The romance of the story becomes water in the sand if we cannot connect it with the yearning of all people everywhere who cry out for justice. It becomes, indeed, too often a comforting indulgence for the oppressors, a story to supplement our excesses. In the eyes of Mary we need to see the innocence and vulnerability of a twelve year old girl caught in a web of poverty and deprivation. We may catch a glimpse of her in TV reports from the ‘two thirds world’. We may think of village girls forced into urban prostitution, to survive maybe 10 – 15 years with AIDS rather than die of starvation at home, or catch the hapless glance of the child labourer looking up, numbed, amid the glue fumes of the shoe workhouse.

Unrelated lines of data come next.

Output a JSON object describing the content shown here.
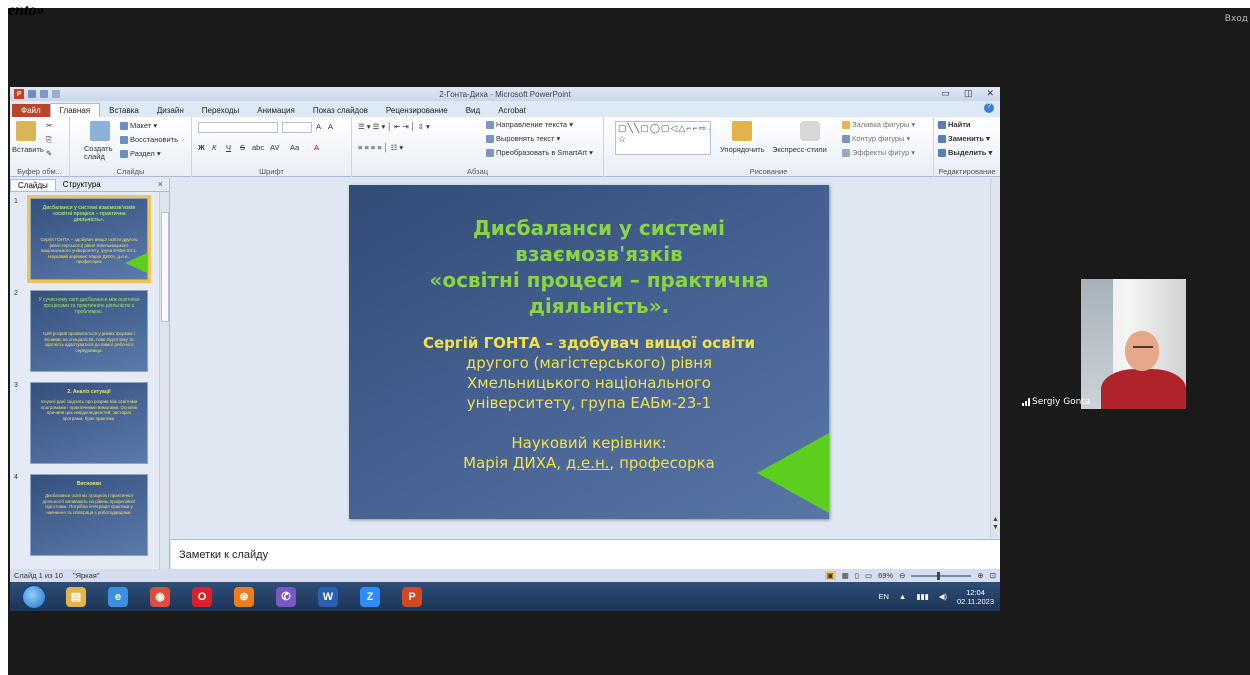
{
  "meeting": {
    "top_left_text": "ento»",
    "join_label": "Вход",
    "participant": {
      "name": "Sergiy Gonta"
    }
  },
  "powerpoint": {
    "window_title": "2-Гонта-Диха - Microsoft PowerPoint",
    "tabs": [
      "Файл",
      "Главная",
      "Вставка",
      "Дизайн",
      "Переходы",
      "Анимация",
      "Показ слайдов",
      "Рецензирование",
      "Вид",
      "Acrobat"
    ],
    "active_tab": "Главная",
    "ribbon": {
      "clipboard": {
        "paste": "Вставить",
        "group": "Буфер обм..."
      },
      "slides": {
        "layout": "Макет",
        "reset": "Восстановить",
        "create": "Создать слайд",
        "section": "Раздел",
        "group": "Слайды"
      },
      "font": {
        "group": "Шрифт",
        "bold": "Ж",
        "italic": "К",
        "underline": "Ч",
        "strike": "S",
        "shadow": "abc",
        "spacing": "AV",
        "case": "Aa",
        "color": "A",
        "grow": "A",
        "shrink": "A"
      },
      "paragraph": {
        "group": "Абзац",
        "text_direction": "Направление текста",
        "align_text": "Выровнять текст",
        "smartart": "Преобразовать в SmartArt"
      },
      "drawing": {
        "group": "Рисование",
        "arrange": "Упорядочить",
        "quick_styles": "Экспресс-стили",
        "fill": "Заливка фигуры",
        "outline": "Контур фигуры",
        "effects": "Эффекты фигур",
        "shapes_glyphs": "▢╲╲▢◯▢◁△⌐⌐⇨⇩◻⟡⌒◠{}☆"
      },
      "editing": {
        "group": "Редактирование",
        "find": "Найти",
        "replace": "Заменить",
        "select": "Выделить"
      }
    },
    "panel": {
      "tabs": [
        "Слайды",
        "Структура"
      ],
      "close": "×",
      "thumbnails": [
        {
          "number": "1",
          "title": "Дисбаланси у системі взаємозв'язків «освітні процеси – практична діяльність».",
          "body": "Сергій ГОНТА – здобувач вищої освіти другого (магістерського) рівня Хмельницького національного університету, група ЕАБм-23-1. Науковий керівник: Марія ДИХА, д.е.н., професорка"
        },
        {
          "number": "2",
          "title": "У сучасному світі дисбаланси між освітніми процесами та практичною діяльністю є проблемою.",
          "body": "Цей розрив проявляється у різних формах і впливає на спеціалістів, їхню підготовку та здатність адаптуватися до вимог робочого середовища."
        },
        {
          "number": "3",
          "title": "2. Аналіз ситуації",
          "body": "Існуючі дані свідчать про розрив між освітніми програмами і практичними вимогами. Основні причини цих невідповідностей: застарілі програми, брак практики."
        },
        {
          "number": "4",
          "title": "Висновки",
          "body": "Дисбаланси освітніх процесів і практичної діяльності впливають на рівень професійної підготовки. Потрібна інтеграція практики у навчання та співпраця з роботодавцями."
        }
      ]
    },
    "slide": {
      "title_lines": [
        "Дисбаланси у системі",
        "взаємозв'язків",
        "«освітні процеси – практична",
        "діяльність»."
      ],
      "author_lines": [
        "Сергій ГОНТА – здобувач вищої освіти",
        "другого (магістерського) рівня",
        "Хмельницького національного",
        "університету, група ЕАБм-23-1"
      ],
      "supervisor_label": "Науковий керівник:",
      "supervisor_name": "Марія ДИХА,",
      "supervisor_degree": "д.е.н.",
      "supervisor_title": ", професорка"
    },
    "notes_placeholder": "Заметки к слайду",
    "status": {
      "slide_counter": "Слайд 1 из 10",
      "theme": "\"Яркая\"",
      "zoom": "69%"
    }
  },
  "taskbar": {
    "apps": [
      {
        "name": "file-explorer-icon",
        "glyph": "▤",
        "color": "#e6b24a"
      },
      {
        "name": "internet-explorer-icon",
        "glyph": "e",
        "color": "#3b8fe0"
      },
      {
        "name": "chrome-icon",
        "glyph": "◉",
        "color": "#e14b3b"
      },
      {
        "name": "opera-icon",
        "glyph": "O",
        "color": "#d8222a"
      },
      {
        "name": "avast-icon",
        "glyph": "⊛",
        "color": "#f07d1a"
      },
      {
        "name": "viber-icon",
        "glyph": "✆",
        "color": "#7b56c4"
      },
      {
        "name": "word-icon",
        "glyph": "W",
        "color": "#2b5fb4"
      },
      {
        "name": "zoom-icon",
        "glyph": "Z",
        "color": "#2d8cff"
      },
      {
        "name": "powerpoint-icon",
        "glyph": "P",
        "color": "#d2481f"
      }
    ],
    "lang": "EN",
    "time": "12:04",
    "date": "02.11.2023"
  }
}
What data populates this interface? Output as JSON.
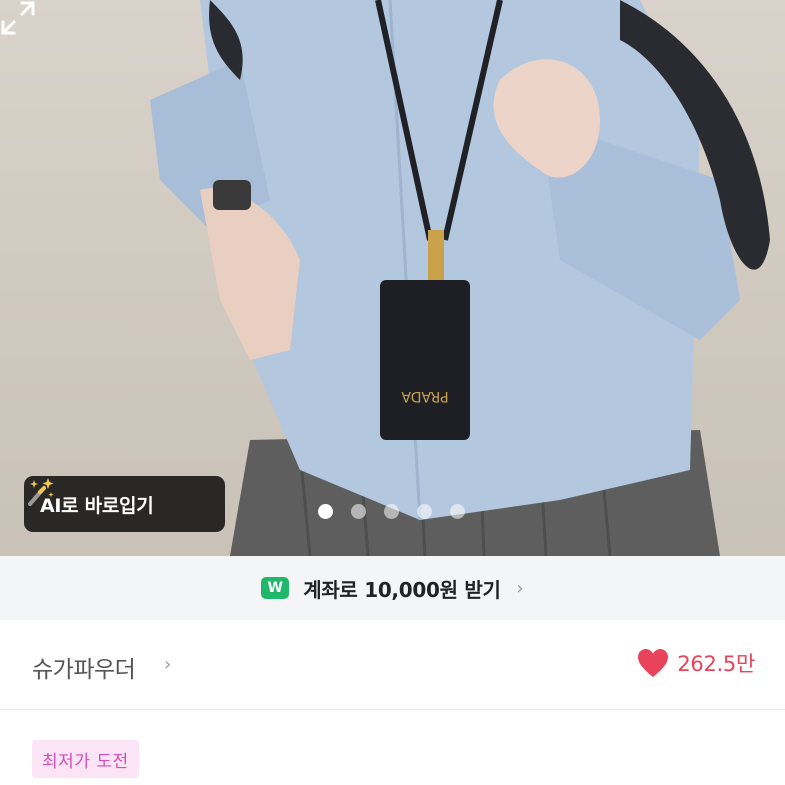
{
  "photo": {
    "alt_icons": [
      "sparkle-wand-icon",
      "expand-icon"
    ],
    "carousel_dots": 5,
    "active_dot": 0,
    "ai_button_label": "AI로 바로입기",
    "card_brand_text": "PRADA"
  },
  "banner": {
    "badge_text": "W",
    "text": "계좌로 10,000원 받기",
    "chevron": "›"
  },
  "seller": {
    "name": "슈가파우더",
    "chevron": "›",
    "likes": "262.5만"
  },
  "chip": {
    "label": "최저가 도전"
  },
  "colors": {
    "heart": "#e8435a",
    "chip_bg": "#fbe4f6",
    "chip_text": "#d24fb4",
    "badge_green": "#1fb86a"
  }
}
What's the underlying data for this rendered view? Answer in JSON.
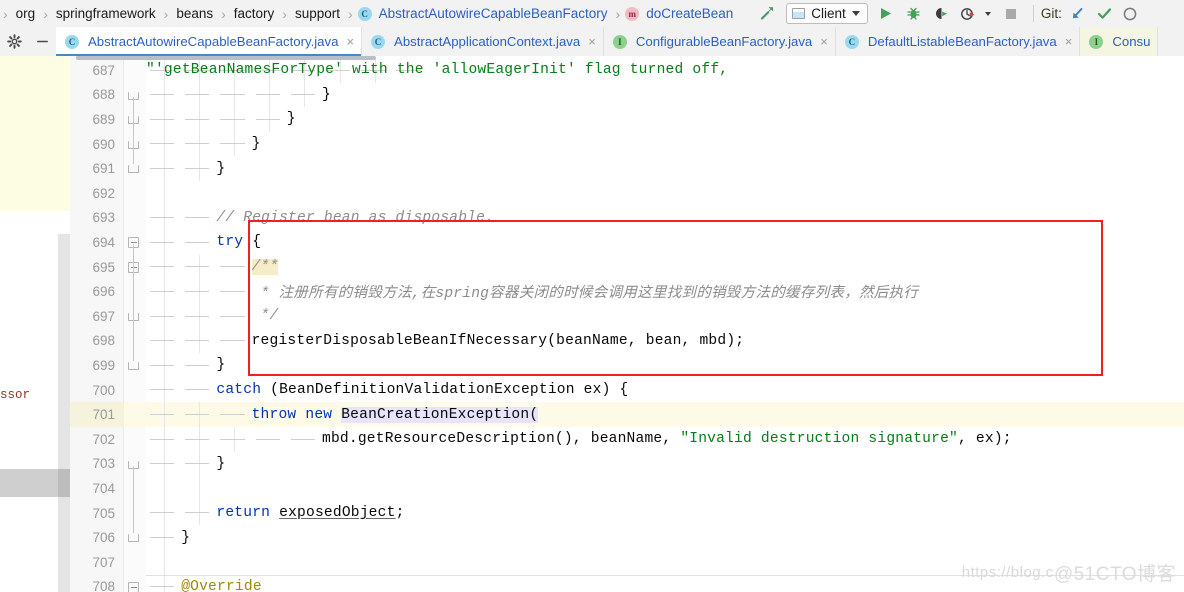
{
  "navbar": {
    "breadcrumbs": [
      {
        "label": "org",
        "icon": null,
        "kind": "plain"
      },
      {
        "label": "springframework",
        "icon": null,
        "kind": "plain"
      },
      {
        "label": "beans",
        "icon": null,
        "kind": "plain"
      },
      {
        "label": "factory",
        "icon": null,
        "kind": "plain"
      },
      {
        "label": "support",
        "icon": null,
        "kind": "plain"
      },
      {
        "label": "AbstractAutowireCapableBeanFactory",
        "icon": "class-icon",
        "kind": "class"
      },
      {
        "label": "doCreateBean",
        "icon": "method-icon",
        "kind": "method"
      }
    ],
    "separator": "›",
    "class_badge": "C",
    "method_badge": "m",
    "interface_badge": "I",
    "run_config": {
      "label": "Client",
      "icon": "run-configuration-icon"
    },
    "actions": [
      {
        "name": "build-hammer-icon",
        "title": "Build"
      },
      {
        "name": "run-icon",
        "title": "Run"
      },
      {
        "name": "debug-icon",
        "title": "Debug"
      },
      {
        "name": "run-with-coverage-icon",
        "title": "Run with Coverage"
      },
      {
        "name": "profiler-icon",
        "title": "Profiler"
      },
      {
        "name": "stop-icon",
        "title": "Stop"
      }
    ],
    "git": {
      "label": "Git:",
      "update_icon": "git-update-project-icon",
      "commit_icon": "git-commit-checkmark-icon",
      "history_icon": "git-history-icon"
    }
  },
  "tabbar": {
    "settings_icon": "gear-icon",
    "minimize_icon": "minimize-icon",
    "close_glyph": "×",
    "tabs": [
      {
        "label": "AbstractAutowireCapableBeanFactory.java",
        "badge": "C",
        "kind": "class",
        "active": true,
        "closable": true
      },
      {
        "label": "AbstractApplicationContext.java",
        "badge": "C",
        "kind": "class",
        "active": false,
        "closable": true
      },
      {
        "label": "ConfigurableBeanFactory.java",
        "badge": "I",
        "kind": "interface",
        "active": false,
        "closable": true
      },
      {
        "label": "DefaultListableBeanFactory.java",
        "badge": "C",
        "kind": "class",
        "active": false,
        "closable": true
      },
      {
        "label": "Consu",
        "badge": "I",
        "kind": "interface",
        "active": false,
        "closable": false
      }
    ]
  },
  "background_panel": {
    "fragment_text": "ssor"
  },
  "editor": {
    "first_line": 687,
    "current_line": 701,
    "lines": [
      {
        "n": 687,
        "indent": 0,
        "tokens": [
          {
            "t": "\"'getBeanNamesForType' with the 'allowEagerInit' flag turned off,",
            "c": "str"
          }
        ],
        "clipped_top": true,
        "dashes": 8,
        "guides": [
          1,
          2,
          3,
          4,
          5,
          6,
          7
        ]
      },
      {
        "n": 688,
        "indent": 5,
        "tokens": [
          {
            "t": "}",
            "c": ""
          }
        ],
        "fold": "end",
        "dashes": 5,
        "guides": [
          1,
          2,
          3,
          4,
          5
        ]
      },
      {
        "n": 689,
        "indent": 4,
        "tokens": [
          {
            "t": "}",
            "c": ""
          }
        ],
        "fold": "end",
        "dashes": 4,
        "guides": [
          1,
          2,
          3,
          4
        ]
      },
      {
        "n": 690,
        "indent": 3,
        "tokens": [
          {
            "t": "}",
            "c": ""
          }
        ],
        "fold": "end",
        "dashes": 3,
        "guides": [
          1,
          2,
          3
        ]
      },
      {
        "n": 691,
        "indent": 2,
        "tokens": [
          {
            "t": "}",
            "c": ""
          }
        ],
        "fold": "end",
        "dashes": 2,
        "guides": [
          1,
          2
        ]
      },
      {
        "n": 692,
        "indent": 0,
        "tokens": [],
        "dashes": 0,
        "guides": [
          1
        ]
      },
      {
        "n": 693,
        "indent": 2,
        "tokens": [
          {
            "t": "// Register bean as disposable.",
            "c": "cmt"
          }
        ],
        "dashes": 2,
        "guides": [
          1
        ]
      },
      {
        "n": 694,
        "indent": 2,
        "tokens": [
          {
            "t": "try",
            "c": "kw"
          },
          {
            "t": " {",
            "c": ""
          }
        ],
        "fold": "start",
        "dashes": 2,
        "guides": [
          1
        ]
      },
      {
        "n": 695,
        "indent": 3,
        "tokens": [
          {
            "t": "/**",
            "c": "cmt hl-doc"
          }
        ],
        "fold": "start",
        "dashes": 3,
        "guides": [
          1,
          2
        ]
      },
      {
        "n": 696,
        "indent": 3,
        "tokens": [
          {
            "t": " * 注册所有的销毁方法,在spring容器关闭的时候会调用这里找到的销毁方法的缓存列表，然后执行",
            "c": "cmt"
          }
        ],
        "dashes": 3,
        "guides": [
          1,
          2
        ]
      },
      {
        "n": 697,
        "indent": 3,
        "tokens": [
          {
            "t": " */",
            "c": "cmt"
          }
        ],
        "fold": "end",
        "dashes": 3,
        "guides": [
          1,
          2
        ]
      },
      {
        "n": 698,
        "indent": 3,
        "tokens": [
          {
            "t": "registerDisposableBeanIfNecessary(beanName, bean, mbd);",
            "c": ""
          }
        ],
        "dashes": 3,
        "guides": [
          1,
          2
        ]
      },
      {
        "n": 699,
        "indent": 2,
        "tokens": [
          {
            "t": "}",
            "c": ""
          }
        ],
        "fold": "end",
        "dashes": 2,
        "guides": [
          1
        ]
      },
      {
        "n": 700,
        "indent": 2,
        "tokens": [
          {
            "t": "catch",
            "c": "kw"
          },
          {
            "t": " (BeanDefinitionValidationException ex) {",
            "c": ""
          }
        ],
        "dashes": 2,
        "guides": [
          1
        ]
      },
      {
        "n": 701,
        "indent": 3,
        "tokens": [
          {
            "t": "throw",
            "c": "kw"
          },
          {
            "t": " ",
            "c": ""
          },
          {
            "t": "new",
            "c": "kw"
          },
          {
            "t": " ",
            "c": ""
          },
          {
            "t": "BeanCreationException(",
            "c": "hl-sel"
          }
        ],
        "current": true,
        "dashes": 3,
        "guides": [
          1,
          2
        ]
      },
      {
        "n": 702,
        "indent": 5,
        "tokens": [
          {
            "t": "mbd.getResourceDescription(), beanName, ",
            "c": ""
          },
          {
            "t": "\"Invalid destruction signature\"",
            "c": "str"
          },
          {
            "t": ", ex);",
            "c": ""
          }
        ],
        "dashes": 5,
        "guides": [
          1,
          2,
          3
        ]
      },
      {
        "n": 703,
        "indent": 2,
        "tokens": [
          {
            "t": "}",
            "c": ""
          }
        ],
        "fold": "end",
        "dashes": 2,
        "guides": [
          1,
          2
        ]
      },
      {
        "n": 704,
        "indent": 0,
        "tokens": [],
        "dashes": 0,
        "guides": [
          1,
          2
        ]
      },
      {
        "n": 705,
        "indent": 2,
        "tokens": [
          {
            "t": "return",
            "c": "kw"
          },
          {
            "t": " ",
            "c": ""
          },
          {
            "t": "exposedObject",
            "c": "ul"
          },
          {
            "t": ";",
            "c": ""
          }
        ],
        "dashes": 2,
        "guides": [
          1,
          2
        ]
      },
      {
        "n": 706,
        "indent": 1,
        "tokens": [
          {
            "t": "}",
            "c": ""
          }
        ],
        "fold": "end",
        "dashes": 1,
        "guides": [
          1
        ]
      },
      {
        "n": 707,
        "indent": 0,
        "tokens": [],
        "dashes": 0,
        "guides": [
          1
        ]
      },
      {
        "n": 708,
        "indent": 1,
        "tokens": [
          {
            "t": "@Override",
            "c": "anno"
          }
        ],
        "fold": "start",
        "dashes": 1,
        "guides": [
          1
        ],
        "method_separator": true
      }
    ]
  },
  "annotation": {
    "type": "red-rectangle",
    "covers_lines": [
      694,
      699
    ],
    "color": "#f21f1f"
  },
  "watermark": {
    "url_text": "https://blog.c",
    "brand_text": "@51CTO博客"
  }
}
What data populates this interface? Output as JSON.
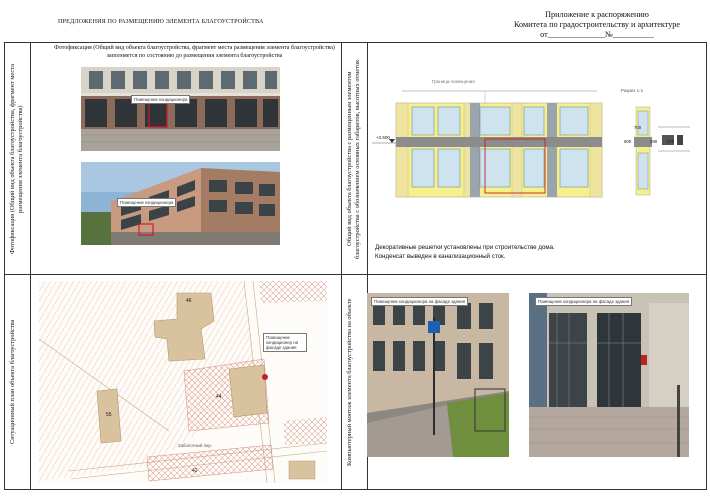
{
  "header": {
    "title": "ПРЕДЛОЖЕНИЯ ПО РАЗМЕЩЕНИЮ ЭЛЕМЕНТА БЛАГОУСТРОЙСТВА",
    "appendix_lines": [
      "Приложение к распоряжению",
      "Комитета по градостроительству и архитектуре",
      "от______________№__________"
    ]
  },
  "photo_panel": {
    "side_label": "Фотофиксация (Общий вид объекта благоустройства, фрагмент места размещения элемента благоустройства)",
    "caption": "Фотофиксация (Общий вид объекта благоустройства, фрагмент места размещения элемента благоустройства) заполняется по состоянию до размещения элемента благоустройства",
    "callout_1": "Помещение кондиционера",
    "callout_2": "Помещение кондиционера"
  },
  "facade_panel": {
    "side_label": "Общий вид объекта благоустройства с размещенным элементом благоустройства с обозначением основных габаритов, высотных отметок",
    "label_top": "Граница помещения",
    "label_section": "Разрез 1-1",
    "elev_label": "+2.500",
    "dims": [
      "700",
      "600",
      "290",
      "270"
    ],
    "note_lines": [
      "Декоративные решетки установлены при строительстве дома.",
      "Конденсат выведен в канализационный сток."
    ]
  },
  "plan_panel": {
    "side_label": "Ситуационный план объекта благоустройства",
    "building_numbers": [
      "46",
      "44",
      "55",
      "42"
    ],
    "street_name": "Заболотный пер.",
    "callout": "Помещение кондиционер на фасаде здания"
  },
  "montage_panel": {
    "side_label": "Компьютерный монтаж элемента благоустройства на объекте",
    "callout_1": "Помещение кондиционера на фасаде здания",
    "callout_2": "Помещение кондиционера на фасаде здания"
  }
}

When Matthew’s community transformed ‘Blessed are the poor (the destitute)’ (Luke 6:20) into ‘Blessed are the poor in spirit’ (Matthew 5:3), it might have been a first step in avoidance of reality, as it frequently became. More likely it arose from the realisation that the meaning of participating in God’s reign for everyone is to have a mind and heart that can enter into solidarity with the cries of the poor. Then Mary’s response becomes a profoundly spiritual litany for living: ‘Behold, the Lord’s maid; let it happen to me according to your word’ (Luke 1:38).

The familiar – for us who are now so used to the Christmas stories – is the unfamiliar: the ‘servant of the Lord’ is not a male hero, but a woman, just a poor girl. Divine grace cuts through prejudice to uphold the dignity of the least and expendable. It meets us in our vulnerability and our humanity, when we know we cannot be the world’s Messiah but can simply be what we are. Then there is room for pain and there is room for joy. Then we can enter fully into the fantasy of the Christmas story and know its profound reality.